The critical roles of estrogen include serving as a potent anti-inflammatory agent. The disruption of estrogen circulation patterns during the menopausal transition can trigger both adaptive and systemic innate immune responses[88]. As part of the innate immune defense, inflammasome complexes act as detectors for damage-associated molecular patterns (DAMPs). ER silencing led to elevated levels of caspase-1, ASC, and the pro-inflammatory cytokine interleukin-1 (IL-1) in the hippocampus of ovariectomized rats[89]. The presence of inflammasome complexes in the cerebrospinal fluid of postmenopausal women indicates that reduced estrogen levels induce a pro-inflammatory state[89]. Compared with men, postmenopausal women display heightened inflammatory reactions to infections, an elevated incidence of autoimmune disorders, and fluctuations in chronic inflammatory disease activity across the menstrual cycle, during pregnancy, and post-menopause[14]. All these changes relate to the role of estrogen. Reduced estrogen levels foster a pro-inflammatory, Th1-polarized milieu and exert effects on the adipose tissue, leading to increased visceral fat accumulation. This process elevates the risk of CAD in postmenopausal women[90]. Moreover, investigations conducted by multiple research groups have demonstrated that the circulating pro-inflammatory cytokines IL-6 and tumor necrosis factor (TNF) tend to increase at least after natural or surgical menopause[91]. The decline in ovarian steroid hormones during the menopausal transition coincides with higher levels of circulating interleukins IL-6, sIL-6, IL-4, IL-2, and TNF in postmenopausal women, and the latter two have been shown to be reversed by hormone therapy[91].
Oxidative stress
Oxidative stress represents the imbalance between the generation and the elimination of oxygen free radicals, or the excessive accumulation of ROS. The excessive intake of exogenous oxidizing substances therefore causes pathological changes in cell toxicity[44]. ROS primarily include hypochlorous acid (HOCl), hydroxyl radical (OH-), hydrogen peroxide (H2O2) and superoxide anion (·O2-). They also play a crucial role in regulating cardiovascular tension and endothelial function[44] [Figure 5][92]. ROS can induce vascular leakage, which is critical in ischemia-reperfusion injury and the initiation of inflammatory responses. Meanwhile, they can inactivate NO and generate peroxynitrite, a potent oxidant. This will cause substrate protein nitrosation and further couple eNOS to produce ROS, forming a vicious cycle[44]. ROS can also mediate the release of inflammatory factors and chemokines/adhesion factors, and induce vascular inflammatory responses[5]. Furthermore, the deactivation of NO by ·O2- and the generation of the endothelial hyperpolarizing factor H2O2 collectively contribute to impaired vascular contractile function. The balance between EC proliferation and apoptosis can also be altered by ROS, potentially resulting in either loss of ECs or excessive angiogenesis[5].

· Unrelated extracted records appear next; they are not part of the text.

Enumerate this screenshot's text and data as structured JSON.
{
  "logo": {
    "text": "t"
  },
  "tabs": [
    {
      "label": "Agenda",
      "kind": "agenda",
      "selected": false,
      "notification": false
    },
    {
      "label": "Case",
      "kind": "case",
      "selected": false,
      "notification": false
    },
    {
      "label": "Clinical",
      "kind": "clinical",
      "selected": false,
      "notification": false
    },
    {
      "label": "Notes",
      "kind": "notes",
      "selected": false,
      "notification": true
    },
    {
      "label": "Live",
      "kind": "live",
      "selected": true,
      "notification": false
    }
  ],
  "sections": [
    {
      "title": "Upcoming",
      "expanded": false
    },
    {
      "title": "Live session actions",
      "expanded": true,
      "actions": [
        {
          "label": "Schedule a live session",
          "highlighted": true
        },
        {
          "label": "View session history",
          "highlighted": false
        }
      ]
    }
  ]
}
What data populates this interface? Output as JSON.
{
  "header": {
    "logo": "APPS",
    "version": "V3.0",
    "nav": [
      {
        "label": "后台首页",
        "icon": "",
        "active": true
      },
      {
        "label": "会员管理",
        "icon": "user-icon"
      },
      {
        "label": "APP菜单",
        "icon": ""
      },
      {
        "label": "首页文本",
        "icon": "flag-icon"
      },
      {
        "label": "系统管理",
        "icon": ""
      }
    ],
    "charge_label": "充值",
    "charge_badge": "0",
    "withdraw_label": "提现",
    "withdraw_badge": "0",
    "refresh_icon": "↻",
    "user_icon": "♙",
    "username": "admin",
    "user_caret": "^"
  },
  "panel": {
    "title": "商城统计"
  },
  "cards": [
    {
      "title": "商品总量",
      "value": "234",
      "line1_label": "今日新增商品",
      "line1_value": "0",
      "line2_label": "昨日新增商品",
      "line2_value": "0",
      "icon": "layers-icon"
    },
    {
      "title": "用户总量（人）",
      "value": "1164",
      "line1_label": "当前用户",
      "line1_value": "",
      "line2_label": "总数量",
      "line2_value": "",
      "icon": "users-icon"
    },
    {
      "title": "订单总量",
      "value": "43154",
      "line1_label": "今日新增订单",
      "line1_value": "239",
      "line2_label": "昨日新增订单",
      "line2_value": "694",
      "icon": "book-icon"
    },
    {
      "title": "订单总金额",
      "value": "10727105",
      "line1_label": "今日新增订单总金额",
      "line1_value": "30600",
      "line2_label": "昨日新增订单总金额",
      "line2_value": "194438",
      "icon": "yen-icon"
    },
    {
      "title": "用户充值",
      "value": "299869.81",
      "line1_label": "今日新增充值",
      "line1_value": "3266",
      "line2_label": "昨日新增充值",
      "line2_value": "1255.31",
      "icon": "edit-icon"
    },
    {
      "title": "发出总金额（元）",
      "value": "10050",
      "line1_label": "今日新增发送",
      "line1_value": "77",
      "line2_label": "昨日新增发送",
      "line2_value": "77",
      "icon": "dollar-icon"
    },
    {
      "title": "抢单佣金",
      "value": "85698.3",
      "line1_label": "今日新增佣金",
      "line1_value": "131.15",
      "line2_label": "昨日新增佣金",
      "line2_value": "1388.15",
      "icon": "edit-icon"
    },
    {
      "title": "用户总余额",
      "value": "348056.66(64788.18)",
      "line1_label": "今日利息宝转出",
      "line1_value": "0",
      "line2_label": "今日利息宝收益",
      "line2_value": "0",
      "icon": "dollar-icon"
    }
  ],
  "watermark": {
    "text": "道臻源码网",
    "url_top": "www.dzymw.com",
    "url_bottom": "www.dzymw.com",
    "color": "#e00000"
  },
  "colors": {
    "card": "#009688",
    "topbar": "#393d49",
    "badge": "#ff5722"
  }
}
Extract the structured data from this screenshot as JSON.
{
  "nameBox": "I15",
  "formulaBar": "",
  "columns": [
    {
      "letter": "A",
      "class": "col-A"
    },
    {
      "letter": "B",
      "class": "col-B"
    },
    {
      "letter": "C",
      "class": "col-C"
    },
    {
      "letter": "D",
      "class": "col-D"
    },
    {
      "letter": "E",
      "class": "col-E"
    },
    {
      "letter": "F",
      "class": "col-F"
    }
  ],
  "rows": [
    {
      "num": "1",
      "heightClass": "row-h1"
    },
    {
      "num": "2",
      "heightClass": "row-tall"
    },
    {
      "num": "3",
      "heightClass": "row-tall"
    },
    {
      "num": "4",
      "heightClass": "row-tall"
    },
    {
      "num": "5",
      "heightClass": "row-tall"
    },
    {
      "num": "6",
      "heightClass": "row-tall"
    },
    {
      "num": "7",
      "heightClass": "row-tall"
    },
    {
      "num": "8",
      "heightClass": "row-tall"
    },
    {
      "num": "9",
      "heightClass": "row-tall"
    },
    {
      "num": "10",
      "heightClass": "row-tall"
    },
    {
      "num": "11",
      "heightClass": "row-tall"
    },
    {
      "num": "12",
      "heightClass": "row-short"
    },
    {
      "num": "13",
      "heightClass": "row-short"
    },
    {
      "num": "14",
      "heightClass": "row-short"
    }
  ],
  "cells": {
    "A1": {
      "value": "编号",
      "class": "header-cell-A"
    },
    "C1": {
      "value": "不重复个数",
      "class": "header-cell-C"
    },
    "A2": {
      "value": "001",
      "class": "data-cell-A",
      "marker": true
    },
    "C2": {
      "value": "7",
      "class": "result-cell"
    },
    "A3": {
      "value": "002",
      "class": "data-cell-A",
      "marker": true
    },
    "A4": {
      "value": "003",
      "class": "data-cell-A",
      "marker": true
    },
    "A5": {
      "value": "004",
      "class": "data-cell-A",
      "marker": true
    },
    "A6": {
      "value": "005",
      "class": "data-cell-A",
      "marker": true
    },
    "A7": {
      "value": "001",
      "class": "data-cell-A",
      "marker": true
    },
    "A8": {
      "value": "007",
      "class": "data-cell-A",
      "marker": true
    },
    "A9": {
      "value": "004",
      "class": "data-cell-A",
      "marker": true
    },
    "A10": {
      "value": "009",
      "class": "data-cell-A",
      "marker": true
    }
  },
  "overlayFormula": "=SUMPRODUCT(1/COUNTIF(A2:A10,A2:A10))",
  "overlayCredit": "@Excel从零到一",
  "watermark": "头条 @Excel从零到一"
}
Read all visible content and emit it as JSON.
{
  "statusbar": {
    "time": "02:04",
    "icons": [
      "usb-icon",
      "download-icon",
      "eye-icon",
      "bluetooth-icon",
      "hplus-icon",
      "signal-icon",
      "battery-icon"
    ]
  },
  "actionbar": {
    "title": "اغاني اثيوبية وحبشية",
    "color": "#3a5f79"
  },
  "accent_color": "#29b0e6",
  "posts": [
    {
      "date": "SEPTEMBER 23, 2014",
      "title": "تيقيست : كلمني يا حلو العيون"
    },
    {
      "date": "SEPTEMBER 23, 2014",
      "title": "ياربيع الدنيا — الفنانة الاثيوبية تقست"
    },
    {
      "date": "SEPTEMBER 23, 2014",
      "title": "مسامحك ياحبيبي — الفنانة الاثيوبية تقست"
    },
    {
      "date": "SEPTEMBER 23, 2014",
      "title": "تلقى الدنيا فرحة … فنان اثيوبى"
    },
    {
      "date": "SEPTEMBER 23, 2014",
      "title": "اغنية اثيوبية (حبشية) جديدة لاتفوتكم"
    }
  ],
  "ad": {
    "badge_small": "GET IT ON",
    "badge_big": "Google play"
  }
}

Figure 5. Roles of ROS in CMD. Enzymes responsible for ROS generation mainly include NOX2, NOX4 and XO. Aging, stress overload, IR injury and the sympathetic nervous system affect the generation and accumulation of ROS, which play roles in several pathological mechanisms of CMD[92]. Moreover, ROS activation could promote pathological mechanisms related to CMD, including Ca2+ accumulation, inflammation, thrombosis, angiogenesis, apoptosis and vasoconstriction. CMD: Coronary microvascular dysfunction; ROS: reactive oxygen species; NOX2: NADPH oxidase 2; NOX4: NADPH oxidase 4; XO: xanthine oxidase; IR: ischemia/reperfusion;
In the cardiovascular system, ROS are mainly generated by certain enzymes including xanthine oxidase (XO), nicotinamide adenine dinucleotide phosphate (NADPH) oxidase (NOX) and NOS[93]. They also facilitate the transformation of xanthine dehydrogenase to XO by oxidizing thiol residues, thereby triggering further ROS generation. Additionally, ROS augment the contractile activity of coronary microvessels induced by ET-1 via activation of the RhoA/Rho kinase pathway[94].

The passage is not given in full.